ARN

How to back-up hyper-converged infrastructure

Backing up hyper-converged infrastructure means backing up virtual machines

Enterprises running hypervisors on hyper-converged infrastructure (HCI) systems typically have back-up options available to them that are not available to those running on generic hardware.

Such customers may also have additional back-up challenges depending on the HCI vendor and hypervisor they have chosen. Let’s take a look.

Traditional hypervisor back-up

When backing up physical servers CIOs might run a full back-up on all of them at one time, and that’s fine. It’s an entirely different situation if all of those servers are actually virtual machines sharing the same physical server.

Even running several full-file incremental back-ups (backing up the entire file even if only one byte has changed) at the same time can significantly affect the performance of a hypervisor. That’s why most customers using server-virtualisation products such as VMware or Hyper-V have switched to more hypervisor-friendly methods.

Options include block-level incremental or source-side deduplication methods. While they’re not technically designed for VM back-ups, they can be very helpful because both significantly reduce the I/O requirements of a back-up by an order of magnitude or more.

They also make it possible to run VM-level back-ups without impacting the overall performance of the hypervisor. One downside is that it reduces the efficiency of virtualisation because it requires the installation and maintenance of client software on each VM. That’s why most people backing up VMs opt for hypervisor-level back-ups.
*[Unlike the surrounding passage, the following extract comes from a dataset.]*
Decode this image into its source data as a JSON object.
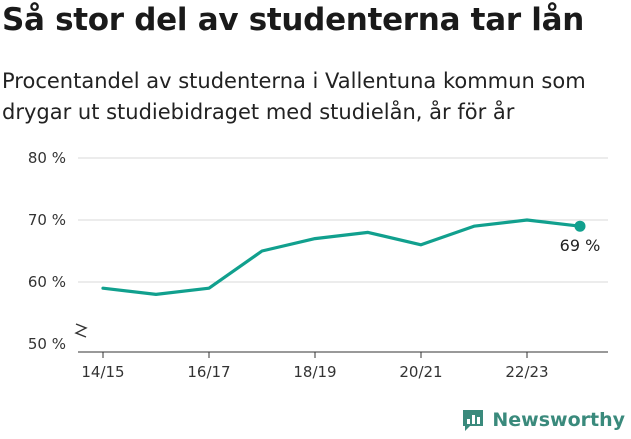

Hypervisor-level back-ups utilise software or APIs at the hypervisor level. Each major hypervisor offers such an API. Back-up systems interfacing with these APIs are typically able to ask the hypervisor for the blocks that have changed since the last successful back-up.

The back-up system backs up only those changed blocks, significantly reducing the I/O requirement and reduces the amount of CPU required to identify and locate change blocks. The combined effect of these two features significantly reduces the impact of back-ups on the hypervisor.

Snapshot-based back-up

Some storage products have connected hypervisor-back-up APIs with their snapshot capability as a back-up methodology. All customers need to do is to put their datastore on the storage system in question and provide the appropriate level of authentication into the hypervisor.
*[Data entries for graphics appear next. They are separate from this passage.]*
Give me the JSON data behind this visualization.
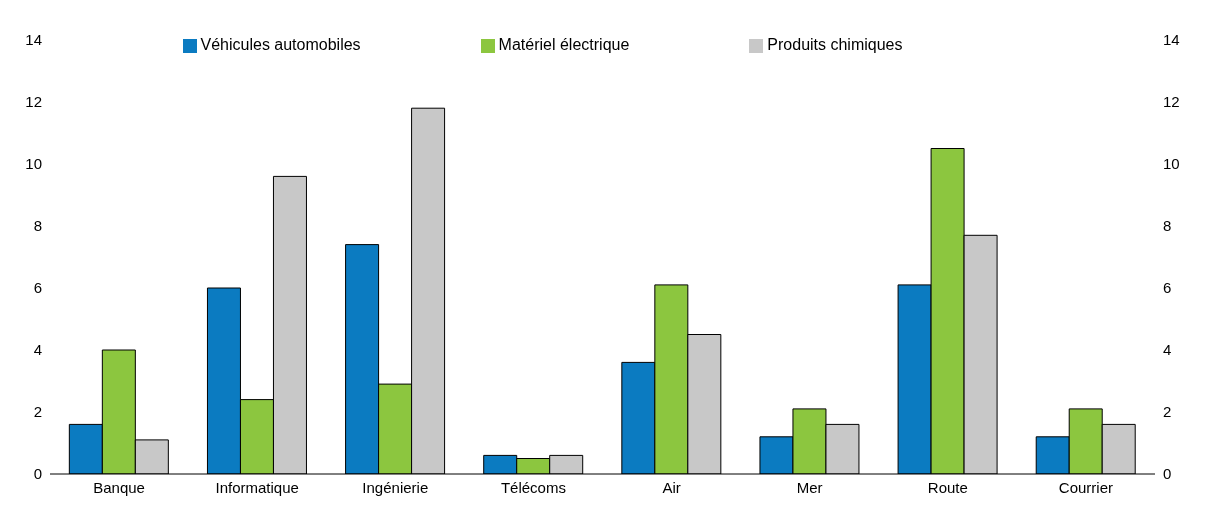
{
  "chart_data": {
    "type": "bar",
    "categories": [
      "Banque",
      "Informatique",
      "Ingénierie",
      "Télécoms",
      "Air",
      "Mer",
      "Route",
      "Courrier"
    ],
    "series": [
      {
        "name": "Véhicules automobiles",
        "color": "#0b7bc1",
        "values": [
          1.6,
          6.0,
          7.4,
          0.6,
          3.6,
          1.2,
          6.1,
          1.2
        ]
      },
      {
        "name": "Matériel électrique",
        "color": "#8cc63f",
        "values": [
          4.0,
          2.4,
          2.9,
          0.5,
          6.1,
          2.1,
          10.5,
          2.1
        ]
      },
      {
        "name": "Produits chimiques",
        "color": "#c8c8c8",
        "values": [
          1.1,
          9.6,
          11.8,
          0.6,
          4.5,
          1.6,
          7.7,
          1.6
        ]
      }
    ],
    "ylim": [
      0,
      14
    ],
    "yticks": [
      0,
      2,
      4,
      6,
      8,
      10,
      12,
      14
    ],
    "y2lim": [
      0,
      14
    ],
    "y2ticks": [
      0,
      2,
      4,
      6,
      8,
      10,
      12,
      14
    ],
    "grid": false,
    "legend": "top"
  }
}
At the agreed-upon schedule, the snapshot system interfaces with the hypervisor, places the various VMs in the appropriate back-up mode, and takes a storage-level snapshot. The snapshot takes only a few seconds to make, then the VMs can be taken out of back-up mode. This is faster than the previous back-up method and has a lower impact on back-up performance.

The snapshots would need to be replicated to another storage system in order to be considered a valid back-up. Such replication typically requires very little bandwidth and CPU and is relatively easy to accomplish. This allows enterprises using this back-up method to have both an on-premises and off-premises copy without ever having to perform what most people consider to be a back-up.

Snapshot back-ups and HCI

Snapshot-based back-ups – as long as they are replicated to another location – offer some of the fastest recovery time objectives and tightest recovery point objectives in the industry. One downside to using them is that they traditionally require a separate storage product, one that might be quite expensive.

Many hyper-converged infrastructure systems take care of this downside by bundling compute, network, and storage in a single package that also typically includes snapshot-based data-protection mechanisms.

They use the snapshot-based back-up method but without requiring a separate storage system. This single, integrated system makes it easier to create and manage VMs while also making sure that back-ups are happening as well via HCI’s integrated snapshot-based back-up system.

Instead of compute, networking, storage, and back-up systems from four different vendors, the HCI world offers a single vendor that accomplishes all of that. This is a contributing reason why many companies, especially smaller ones, have really taken to HCI.

Some take integrated data protection even further, and integrate these back-ups into the cloud, providing a DR function as well. This allows CIOs to recover an entire data centre to the cloud, without ever running a traditional back-up or replicating data the way they would in a typical disaster recovery scenario.

What about lesser-used hypervisors?

Some HCI vendors do not use Hyper-V or VMware. For example, Scale Computing uses the KVM hypervisor and Nutanix uses the Acropolis Hypervisor (AHV), although Nutanix also supports VMware. The potential concern here is whether these hypervisors have the same level of data-protection APIs offered by VMware and Hyper-V and whether back-up vendors write to those APIs.

Customers using HCI vendors that use other-than-mainstream hypervisors have two basic choices for data protection: find a back-up-software vendor that supports the hypervisor or use the integrated data protection features available in the HCI product.

A few vendors address the back-up needs of this market. The integrated snapshot-based back-up systems available in both Scale Computing and Nutanix are on par with the snapshot-based back-up systems mentioned in other HCI platforms.

The integrated data-protection and disaster recovery features from some HCI vendors meet or exceed what is possible using third-party tools. Such companies argue that it’s simply one more thing they are simplifying, and that’s a solid argument.

If a single product could meet compute, networking, and storage needs, while also making sure a business is protected in case of an outage or disaster – that’s a compelling offer.